Z-Man Fishing Products' Blue-Steel and Morningwood Finesse ShadZ
November 20, 2013
When Dwight Keefer of Phoenix, Arizona, started using Z-Man's Fishing Products' Finesse ShadZ in 2011, he proclaimed that it is one of the top ten bass lures that has ever been made.
Keefer's angling pedigree stretches back to the 1960s. In fact, he is one of the pioneers of Midwest finesse fishing, and he was mentored by the late Chuck Woods of Kansas City, who originated many of the Midwest finesse tactics in the 1950s and 1960s. While Keefer was a sophomore at the University of Kansas, he won the 1967 World Series of Sport Fishing Championship at Long Lake, Wisconsin. He competed at the second BASS Master Classic, which was held on Percy Priest Reservoir in Tennessee. Besides his many angling and tournament endeavors, Keefer worked in the tackle industry for a number of years. In sum, his perspectives about what constitutes an effective bass lure stem for some substantial roots.
Since 2010, the Finesse ShadZ has been one of the primary staples in Midwest finesse anglers' repertoire -- especially in the cold-water scenarios. For instance, 40 of the 48 largemouth bass that I caught on Nov. 14 at a 195-acre community reservoir in northeastern Kansas were allured by a green-pumpkin Finesse ShadZ rigged on a chartreuse 1/32-ounce Gopher Tackle Mushroom Head Jig. I fished from 11:20 a.m. to 2:10 p.m., and the surface temperature around the lairs that I fished ranged from 47 to 49 degrees.
During the springs and summer of 2012 and 2013, several top-of-the-line Canadian walleye anglers discovered that the pearl Finesse ShadZ rigged on a jig was their most effective bait -- even surpassing livebait options by significant margins. During the spring, these walleye anglers often cast and retrieve it, and in the summer, they employ the Finesse ShadZ with a vertical presentation.
During the winter of 2013-14, some black bass anglers in the Ozarks are planning on using a vertical presentation with the Finesse ShadZ to allure suspended and deep-water largemouth, smallmouth and spotted bass that are foraging on threadfin shad. (And we hope the report on this phenomenon in the months to come.)
At the International Convention of Allied Sportfishing Trades at Las Vegas on July 9-12, Z-Man Fishing introduced two new colors of the Finesse ShadZ to the angling world. Those colors are blue steel and morningwood. Throughout the winter of 2013-14, we suspect that the Ozarks bass anglers will be testing the blue-steel Finesse ShadZ affixed to a jig.

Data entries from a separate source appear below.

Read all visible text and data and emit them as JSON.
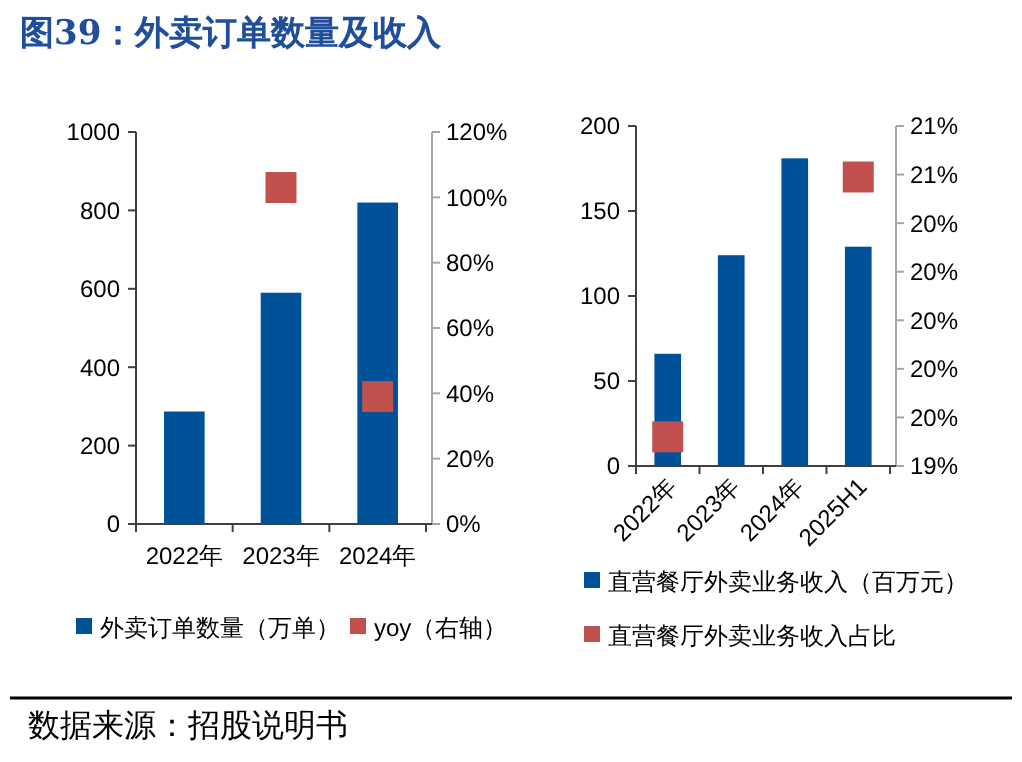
{
  "chart_data": [
    {
      "type": "bar",
      "title": "图39：外卖订单数量及收入",
      "categories": [
        "2022年",
        "2023年",
        "2024年"
      ],
      "ylim": [
        0,
        1000
      ],
      "yticks": [
        0,
        200,
        400,
        600,
        800,
        1000
      ],
      "y2lim": [
        0,
        120
      ],
      "y2ticks": [
        {
          "value": 0,
          "label": "0%"
        },
        {
          "value": 20,
          "label": "20%"
        },
        {
          "value": 40,
          "label": "40%"
        },
        {
          "value": 60,
          "label": "60%"
        },
        {
          "value": 80,
          "label": "80%"
        },
        {
          "value": 100,
          "label": "100%"
        },
        {
          "value": 120,
          "label": "120%"
        }
      ],
      "legend": "bottom",
      "grid": false,
      "series": [
        {
          "name": "外卖订单数量（万单）",
          "color": "#005298",
          "values": [
            287,
            590,
            820
          ]
        },
        {
          "name": "yoy（右轴）",
          "type": "scatter",
          "axis": "y2",
          "marker": "square",
          "color": "#c0504d",
          "values": [
            null,
            103,
            39
          ]
        }
      ]
    },
    {
      "type": "bar",
      "categories": [
        "2022年",
        "2023年",
        "2024年",
        "2025H1"
      ],
      "ylim": [
        0,
        200
      ],
      "yticks": [
        0,
        50,
        100,
        150,
        200
      ],
      "y2lim": [
        19.4,
        20.8
      ],
      "y2ticks": [
        {
          "value": 19.4,
          "label": "19%"
        },
        {
          "value": 19.6,
          "label": "20%"
        },
        {
          "value": 19.8,
          "label": "20%"
        },
        {
          "value": 20,
          "label": "20%"
        },
        {
          "value": 20.2,
          "label": "20%"
        },
        {
          "value": 20.4,
          "label": "20%"
        },
        {
          "value": 20.6,
          "label": "21%"
        },
        {
          "value": 20.8,
          "label": "21%"
        }
      ],
      "legend": "bottom",
      "grid": false,
      "annotations": [
        "数据来源：招股说明书"
      ],
      "series": [
        {
          "name": "直营餐厅外卖业务收入（百万元）",
          "color": "#005298",
          "values": [
            66,
            124,
            181,
            129
          ]
        },
        {
          "name": "直营餐厅外卖业务收入占比",
          "type": "scatter",
          "axis": "y2",
          "marker": "square",
          "color": "#c0504d",
          "values": [
            19.52,
            null,
            null,
            20.59
          ]
        }
      ]
    }
  ]
}
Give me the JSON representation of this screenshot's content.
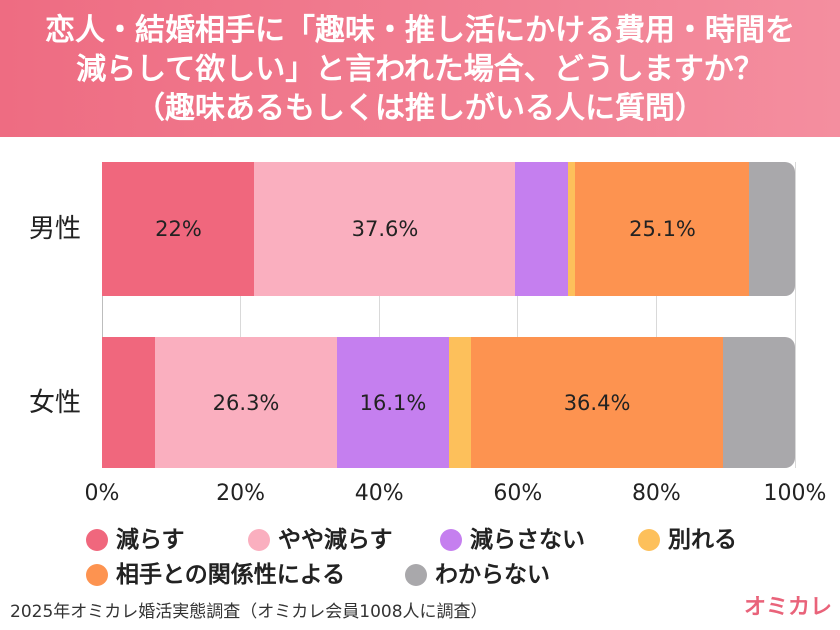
{
  "header": {
    "title_lines": [
      "恋人・結婚相手に「趣味・推し活にかける費用・時間を",
      "減らして欲しい」と言われた場合、どうしますか？",
      "（趣味あるもしくは推しがいる人に質問）"
    ],
    "colors": {
      "start": "#EE6C82",
      "end": "#F48E9F"
    }
  },
  "chart_data": {
    "type": "bar",
    "orientation": "horizontal",
    "stacked": true,
    "categories": [
      "男性",
      "女性"
    ],
    "xlim": [
      0,
      100
    ],
    "x_ticks": [
      "0%",
      "20%",
      "40%",
      "60%",
      "80%",
      "100%"
    ],
    "grid": true,
    "legend_position": "bottom",
    "series": [
      {
        "name": "減らす",
        "color": "#F0677D",
        "values": [
          22,
          7.6
        ],
        "labels": [
          "22%",
          null
        ]
      },
      {
        "name": "やや減らす",
        "color": "#FAAFBF",
        "values": [
          37.6,
          26.3
        ],
        "labels": [
          "37.6%",
          "26.3%"
        ]
      },
      {
        "name": "減らさない",
        "color": "#C57FEF",
        "values": [
          7.6,
          16.1
        ],
        "labels": [
          null,
          "16.1%"
        ]
      },
      {
        "name": "別れる",
        "color": "#FDC05B",
        "values": [
          1.1,
          3.2
        ],
        "labels": [
          null,
          null
        ]
      },
      {
        "name": "相手との関係性による",
        "color": "#FD9350",
        "values": [
          25.1,
          36.4
        ],
        "labels": [
          "25.1%",
          "36.4%"
        ]
      },
      {
        "name": "わからない",
        "color": "#A9A8AB",
        "values": [
          6.6,
          10.4
        ],
        "labels": [
          null,
          null
        ]
      }
    ]
  },
  "footer": {
    "source": "2025年オミカレ婚活実態調査（オミカレ会員1008人に調査）",
    "logo": "オミカレ",
    "logo_color": "#E9637A"
  }
}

In regard to the morningwood hue, Daniel Nussbaum, who is Z-Man's general manager, said: "We got a lot of requests from anglers (such as our pro staff and anglers we've met on the road) for our Finesse WormZ and Finesse ShadZ in a translucent pink color with some blue highlights in it. This has been a very popular color for anglers who use drop-shot rigs in deep, clear waterways on West coast and the Southeast. For instance, at Lake Lanier Georgia, this color is popular in the summer when anglers target spotted bass with drop-shot rigs around brushpiles in 20 to 30 feet of water. I don't know how useful it will be for shallow-water finesse techniques, but that the pink-blue combination has been a hot color in certain fisheries."
The Finesse ShadZ is an exceptionally durable bait. In fact, one package can withstand the abuse rendered by 600 and more largemouth bass.
A package of eight retails for $5.49 at Z-Man's online store. Some retailers sell them for $3.99 a package.